I love to build things — always have. It’s fulfilling to get away from screens to create something tangible. When I’m not working as a graphic designer, I focus on building custom furniture. For a while, I thought it was simply a hobby to occupy my time. But then I finally realized that what I was building at home wasn’t much different from what I was doing at the office.
Much of my inspiration as a designer and builder comes from the lifestyle and designs of Charles and Ray Eames. Whether I’m working on advertising or furniture, I always think of this quote from Charles: “Recognizing the need is the primary condition for design.” There are a million ways to design anything, but it’s important to choose one that’s useful. From a sturdy wood bench to an elegant steel dining room table, all furniture must work toward fulfilling a need. And in the end, each piece must be the perfect balance of practical and elegant.

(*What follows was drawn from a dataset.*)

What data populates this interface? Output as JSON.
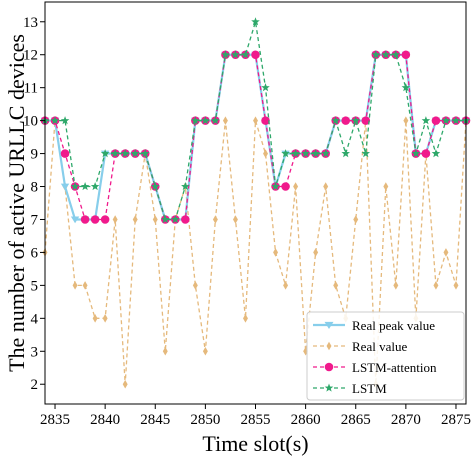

So how do you maintain both usability and beauty? Here are a few questions Charles Eames would ask himself: Does it solve a problem? Is it serviceable? How is it going to look in ten years? When building furniture or a brand, it isn’t enough to make it simply work for right now. You must also weigh the trendiness of your design against its potential longevity.
I’m sure you’ve sat in a chair that was terribly out of style, falling apart and uncomfortable. It was usable for a short time, but it ended up making friends with the dumpster. The good thing is, it was just a chair. You can buy a new one. Rebranding companies and redesigning websites is not so easy. For one thing, you’re working with companies and people who want their image to survive the ebb and flow of the latest trends. Serving those clients well means building for the future with designs that possess staying power. Fads will come and go. Needs will always be there.

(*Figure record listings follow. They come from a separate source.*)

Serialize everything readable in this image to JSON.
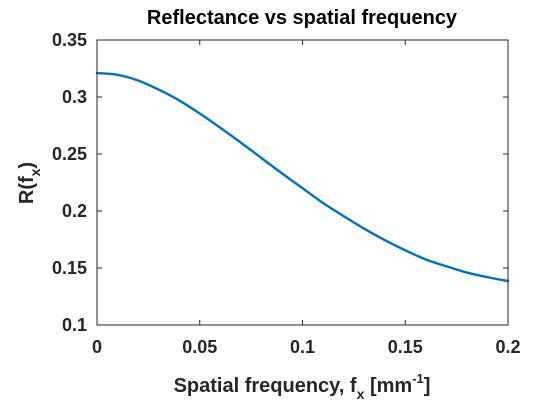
{
  "chart_data": {
    "type": "line",
    "title": "Reflectance vs spatial frequency",
    "xlabel": {
      "prefix": "Spatial frequency, f",
      "sub": "x",
      "middle": " [mm",
      "sup": "-1",
      "suffix": "]"
    },
    "ylabel": {
      "prefix": "R(f",
      "sub": "x",
      "suffix": ")"
    },
    "xlim": [
      0,
      0.2
    ],
    "ylim": [
      0.1,
      0.35
    ],
    "xticks": [
      0,
      0.05,
      0.1,
      0.15,
      0.2
    ],
    "xtick_labels": [
      "0",
      "0.05",
      "0.1",
      "0.15",
      "0.2"
    ],
    "yticks": [
      0.1,
      0.15,
      0.2,
      0.25,
      0.3,
      0.35
    ],
    "ytick_labels": [
      "0.1",
      "0.15",
      "0.2",
      "0.25",
      "0.3",
      "0.35"
    ],
    "grid": false,
    "series": [
      {
        "color": "#0072BD",
        "x": [
          0,
          0.01,
          0.02,
          0.03,
          0.04,
          0.05,
          0.06,
          0.07,
          0.08,
          0.09,
          0.1,
          0.11,
          0.12,
          0.13,
          0.14,
          0.15,
          0.16,
          0.17,
          0.18,
          0.19,
          0.2
        ],
        "y": [
          0.321,
          0.3195,
          0.3145,
          0.3065,
          0.297,
          0.2855,
          0.273,
          0.26,
          0.2465,
          0.233,
          0.22,
          0.207,
          0.1955,
          0.1845,
          0.1745,
          0.1655,
          0.1575,
          0.1515,
          0.146,
          0.142,
          0.1385
        ]
      }
    ]
  }
}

If you focus solely on form and forget about function, you’re building a piece that only looks beautiful on the curb with a “Free” sign taped to it. But if you do your research and create something that answers all the right questions and finds the perfect balance, then you might produce furniture, ads, and brands that will stand the test of time and, dare I say, become iconic.
“Design is an expression of purpose. It may, if it is good enough, later be judged as art.”